CoursesFluxAdvanced

Flux vs Argo CD

Choosing your GitOps tool.

Advanced10 min · lesson 12 of 12

Flux and Argo CD are the two graduated CNCF GitOps projects, and the choice is about fit, not correctness. Flux is modular, API-first, and Kubernetes-idiomatic: composable controllers, everything a CRD, no default UI, multi-tenancy through native RBAC and impersonation, and notably strong built-in supply-chain verification. Argo CD is a richer application with a first-class UI, a built-in multi-tenant model (projects, RBAC, SSO), and ApplicationSets — more batteries included, more of a central platform.

Choosing your GitOps tool
lean toward Flux
API-first, no UI needed
GitOps as CRDs
composable + K8s-native
assemble pieces
strong source verification
signed commits/OCI
lean toward Argo CD
visual control plane
strong UI
built-in multi-tenancy
projects, RBAC, SSO
ApplicationSets
fleet templating
Both run the same core loop and need the same hardening. Pick on ergonomics, team preference, and which extras you want.

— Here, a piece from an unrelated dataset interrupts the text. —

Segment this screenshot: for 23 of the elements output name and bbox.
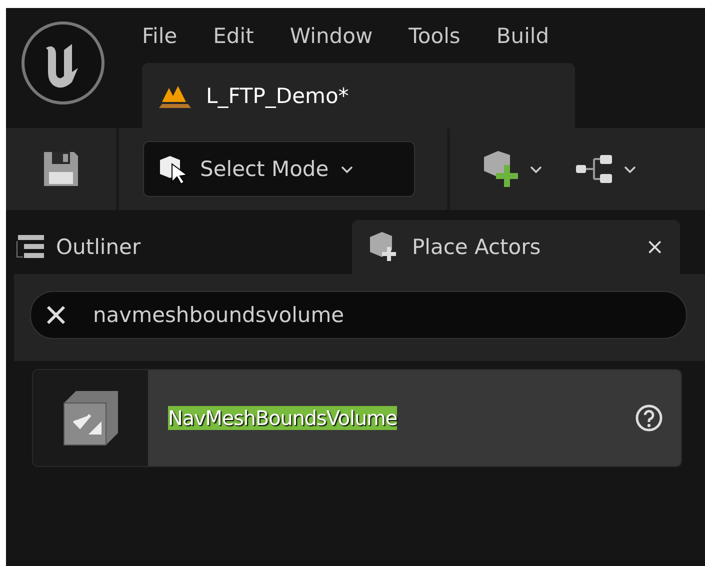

Same stakes, different ergonomics

Whichever you choose, the security work is identical and non-negotiable: Git becomes your deploy authority, the tool holds cluster credentials, and you must protect the repo (reviews, signed commits), scope the controller’s permissions, verify what it pulls, keep secrets encrypted, and pair with admission policy. Many organizations run one or the other happily; some run both for different fleets. Decide on ergonomics and features, then apply the same GitOps hardening either way.

Do not pick a GitOps tool expecting it to be secure by default
Neither Flux nor Argo CD is secure out of the box — both trust Git and hold cluster power, and both require you to turn on verification, scope RBAC, protect the repo, and add admission policy. The comparison should be about UI, multi-tenancy model, and workflow fit, not “which is safer.” The GitOps threat model is the same; the security is in how you configure and operate whichever tool you run.